Synergy Health Centers deducted health insurance premiums from its employees’ paychecks but failed to pay the insurer for 10 of the New Jersey-based company’s nursing homes, the Boston Globe reported Saturday.

Failing to pay premiums after deducting funds from staff paychecks violates Massachusetts wage laws.

“Our office will review this matter and plan on reaching out to the company to get more information,” a spokesman for the attorney general’s office said.

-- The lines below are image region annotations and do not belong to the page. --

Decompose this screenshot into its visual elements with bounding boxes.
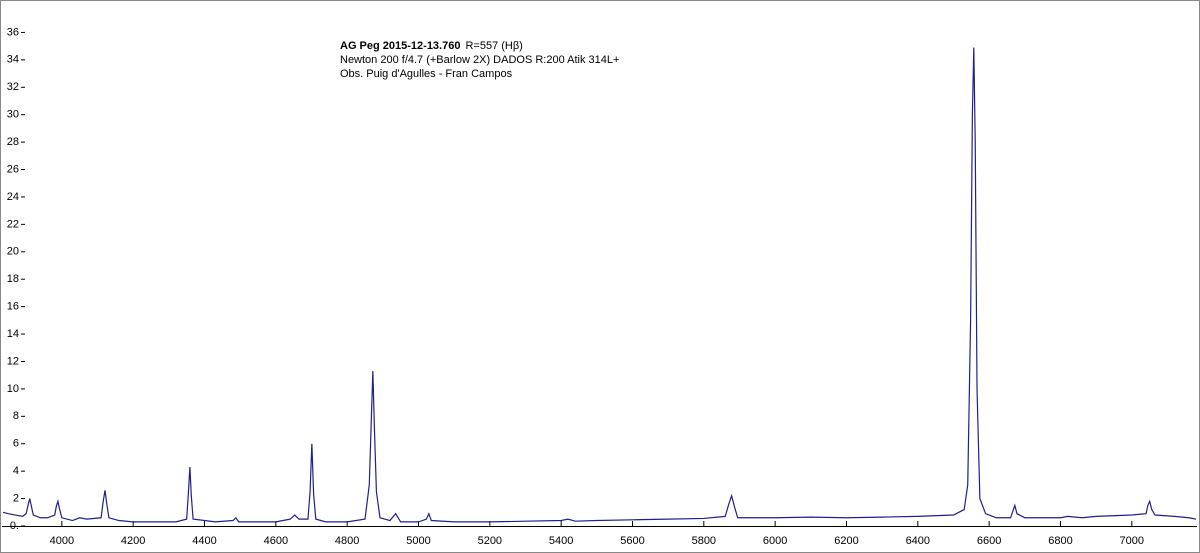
plot — [3, 47, 1196, 523]
x-tick-label: 5800 — [692, 535, 716, 547]
y-tick-label: 4 — [13, 465, 19, 477]
y-tick-label: 8 — [13, 410, 19, 422]
y-tick-label: 30 — [7, 109, 19, 121]
y-tick-label: 22 — [7, 218, 19, 230]
y-tick-label: 6 — [13, 438, 19, 450]
y-tick-label: 18 — [7, 273, 19, 285]
x-tick-label: 5600 — [620, 535, 644, 547]
annotation: R=557 (Hβ) — [465, 40, 522, 52]
x-tick-label: 5400 — [549, 535, 573, 547]
x-tick-label: 4800 — [335, 535, 359, 547]
x-tick-label: 4000 — [50, 535, 74, 547]
y-tick-label: 10 — [7, 383, 19, 395]
x-tick-label: 7000 — [1120, 535, 1144, 547]
x-tick-label: 6800 — [1048, 535, 1072, 547]
x-tick-label: 5200 — [478, 535, 502, 547]
y-tick-label: 26 — [7, 163, 19, 175]
x-tick-label: 4400 — [192, 535, 216, 547]
x-tick-label: 6400 — [906, 535, 930, 547]
y-tick-label: 34 — [7, 54, 19, 66]
x-tick-label: 6200 — [834, 535, 858, 547]
x-tick-label: 6600 — [977, 535, 1001, 547]
y-tick-label: 16 — [7, 301, 19, 313]
x-tick-label: 4600 — [264, 535, 288, 547]
annotation: Newton 200 f/4.7 (+Barlow 2X) DADOS R:20… — [340, 54, 619, 66]
y-tick-label: 12 — [7, 355, 19, 367]
y-tick-label: 28 — [7, 136, 19, 148]
y-tick-label: 20 — [7, 246, 19, 258]
x-tick-label: 5000 — [406, 535, 430, 547]
x-tick-label: 4200 — [121, 535, 145, 547]
y-tick-label: 2 — [13, 492, 19, 504]
chart-title: AG Peg 2015-12-13.760 — [340, 40, 460, 52]
y-tick-label: 24 — [7, 191, 19, 203]
y-tick-label: 14 — [7, 328, 19, 340]
y-tick-label: 0. — [10, 520, 19, 532]
y-tick-label: 32 — [7, 81, 19, 93]
y-tick-label: 36 — [7, 26, 19, 38]
spectrum-line — [3, 47, 1196, 523]
x-tick-label: 6000 — [763, 535, 787, 547]
annotation: Obs. Puig d'Agulles - Fran Campos — [340, 68, 513, 80]
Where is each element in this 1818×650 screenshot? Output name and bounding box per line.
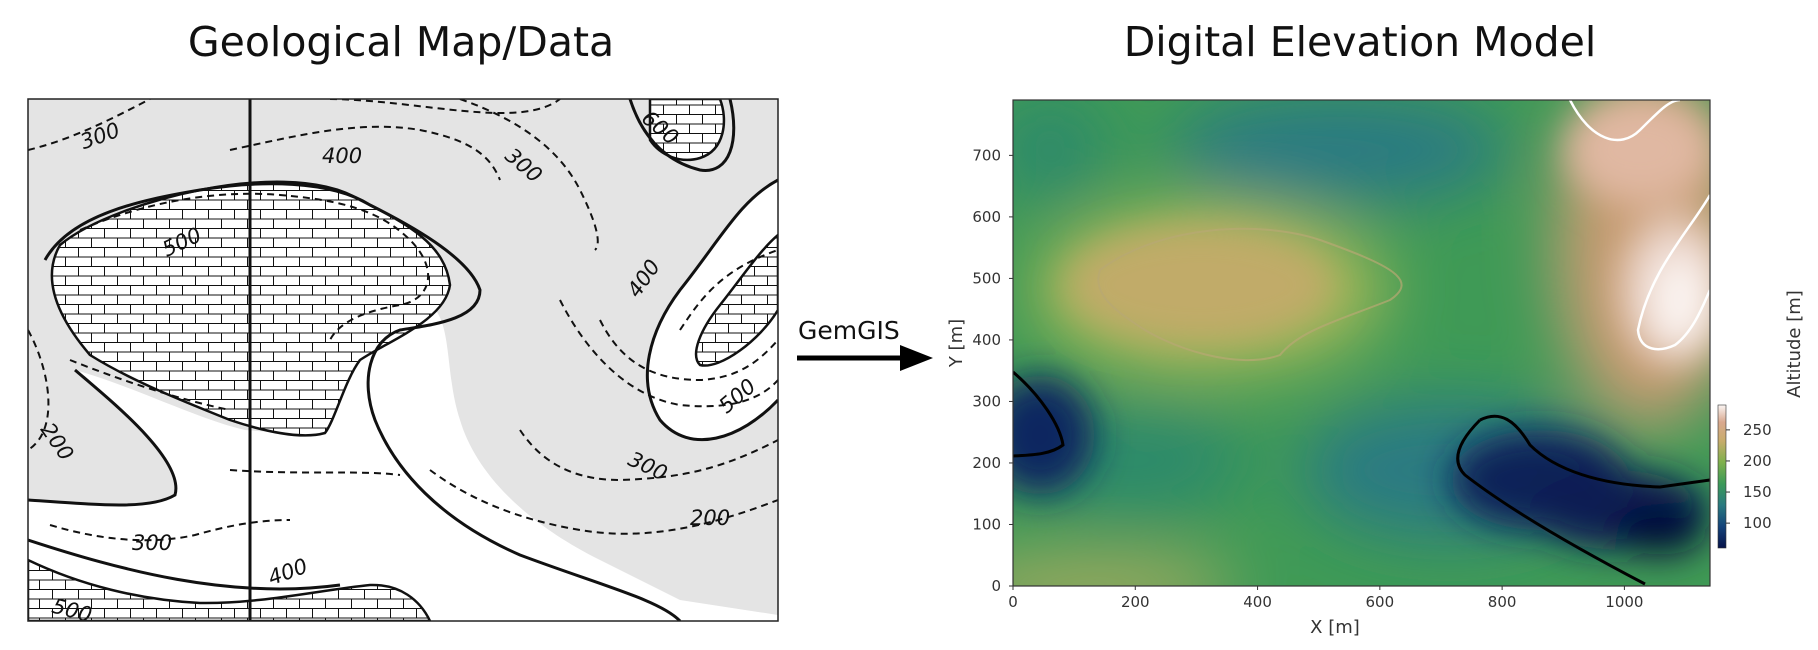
x-axis-label: X [m] [1310, 617, 1360, 638]
x-axis: 0 200 400 600 800 1000 [1008, 586, 1643, 611]
x-tick-label: 400 [1243, 593, 1272, 611]
y-axis-label: Y [m] [946, 319, 967, 368]
x-tick-label: 800 [1488, 593, 1517, 611]
contour-label: 200 [690, 506, 730, 530]
colorbar-tick-label: 150 [1743, 483, 1772, 501]
dashed-contours [28, 99, 778, 542]
dem-frame [1012, 99, 1711, 587]
dem-heatmap [1013, 100, 1710, 586]
gemgis-arrow-label: GemGIS [798, 316, 900, 345]
y-tick-label: 400 [972, 331, 1001, 349]
colorbar-label: Altitude [m] [1784, 290, 1805, 398]
x-tick-label: 200 [1121, 593, 1150, 611]
y-tick-label: 500 [972, 269, 1001, 287]
x-tick-label: 1000 [1605, 593, 1643, 611]
gemgis-arrow [797, 345, 933, 371]
colorbar-tick-label: 200 [1743, 452, 1772, 470]
valley-unit [28, 299, 778, 621]
y-tick-label: 700 [972, 146, 1001, 164]
limestone-east [694, 233, 778, 367]
y-tick-label: 100 [972, 515, 1001, 533]
y-axis: 0 100 200 300 400 500 600 700 [972, 146, 1013, 595]
colorbar-tick-label: 100 [1743, 514, 1772, 532]
colorbar-gradient [1717, 404, 1727, 549]
contour-label: 400 [322, 144, 362, 168]
map-frame [27, 98, 779, 622]
geological-map-title: Geological Map/Data [187, 18, 615, 66]
limestone-south [28, 558, 432, 621]
dem-title: Digital Elevation Model [1123, 18, 1597, 66]
colorbar: 100 150 200 250 Altitude [m] [1717, 290, 1805, 549]
solid-contours [28, 99, 778, 621]
valley-unit-right [647, 180, 778, 440]
y-tick-label: 0 [991, 577, 1001, 595]
y-tick-label: 300 [972, 392, 1001, 410]
colorbar-ticks: 100 150 200 250 [1726, 421, 1772, 532]
y-tick-label: 200 [972, 454, 1001, 472]
dem-contours [1013, 100, 1710, 586]
arrow-head-icon [900, 345, 933, 371]
x-tick-label: 0 [1008, 593, 1018, 611]
x-tick-label: 600 [1366, 593, 1395, 611]
y-tick-label: 600 [972, 208, 1001, 226]
geological-map: 300 400 300 600 500 400 500 200 300 200 … [28, 99, 778, 621]
contour-label: 300 [132, 531, 172, 555]
colorbar-tick-label: 250 [1743, 421, 1772, 439]
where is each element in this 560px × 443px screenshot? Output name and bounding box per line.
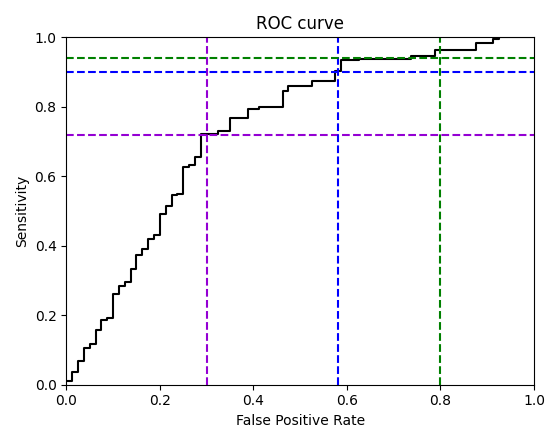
Title: ROC curve: ROC curve [256, 15, 344, 33]
X-axis label: False Positive Rate: False Positive Rate [236, 414, 365, 428]
Y-axis label: Sensitivity: Sensitivity [15, 175, 29, 247]
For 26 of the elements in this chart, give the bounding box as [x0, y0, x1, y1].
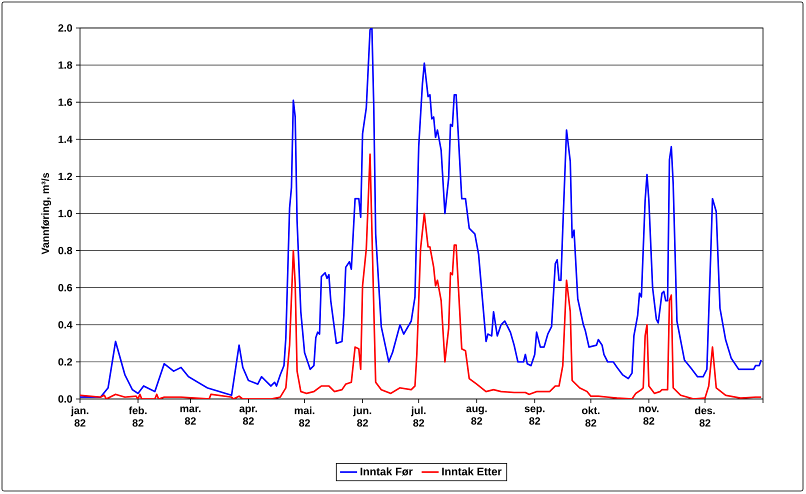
- x-tick-label: jan. 82: [70, 406, 88, 427]
- y-tick-label: 1.8: [58, 61, 72, 69]
- legend-label: Inntak Etter: [442, 467, 502, 476]
- y-axis-title: Vannføring, m³/s: [41, 172, 52, 254]
- x-tick-label: sep. 82: [524, 406, 544, 425]
- x-tick-label: apr. 82: [239, 406, 258, 425]
- y-tick-label: 0.8: [58, 246, 72, 254]
- x-tick-label: jul. 82: [410, 406, 426, 427]
- y-tick-label: 0.2: [58, 358, 72, 366]
- x-tick-label: des. 82: [694, 406, 715, 427]
- x-tick-label: mar. 82: [180, 406, 200, 425]
- x-tick-label: aug. 82: [466, 406, 487, 425]
- y-tick-label: 1.6: [58, 98, 72, 106]
- y-tick-label: 0.0: [58, 395, 72, 403]
- x-tick-label: mai. 82: [294, 406, 314, 427]
- legend-label: Inntak Før: [360, 467, 413, 476]
- y-tick-label: 0.6: [58, 284, 72, 292]
- y-tick-label: 2.0: [58, 24, 72, 32]
- y-tick-label: 1.0: [58, 210, 72, 218]
- x-tick-label: nov. 82: [639, 406, 659, 425]
- x-tick-label: jun. 82: [353, 406, 372, 427]
- y-tick-label: 0.4: [58, 321, 72, 328]
- x-tick-label: okt. 82: [582, 406, 600, 427]
- y-tick-label: 1.4: [58, 136, 72, 143]
- x-tick-label: feb. 82: [128, 406, 147, 427]
- y-tick-label: 1.2: [58, 172, 72, 180]
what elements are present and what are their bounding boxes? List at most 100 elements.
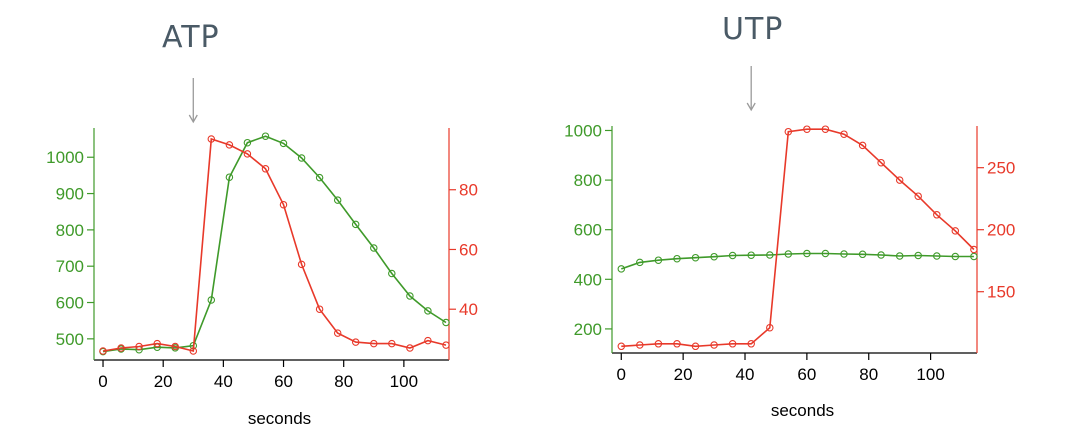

A message left at the number listed on Synergy’s website was not returned Monday, and an email to its general address was bounced back as undeliverable.

Eight Synergy homes are in the hands of Next Step Healthcare as a court-appointed receiver “which is trying to untangle a labyrinth of unpaid bills,” the Globe reported. CEO Damian Dell’Anno told McKnight’s that insurance coverage has been restored to employees, and Synergy plans to reimburse workers for any claims paid out of pocket while insurance was lost between June and August.

Synergy has more than $31 million in unpaid mortgage loans and other debts, including lack of payment to Next Step, the Globe notes.

Dell’Anno said that Synergy is not alone in its struggles, with reimbursement failing to cover costs for skilled care providers. Massachusetts reimburses at about $37 less than it requires to take care of a resident each day on Medicaid, and many of the states bankruptcies have been driven by Medicaid failing to reimburse facilities adequately the past 10 years. He said residents continue to receive quality care at the homes, despite financial difficulties.

“The crux of the problem here is that Massachusetts nursing homes are facing an unprecedented financial crisis. Half the facilities are operating with negative margins,” said Dell’Anno, whose company owns and operates 28 facilities across the state.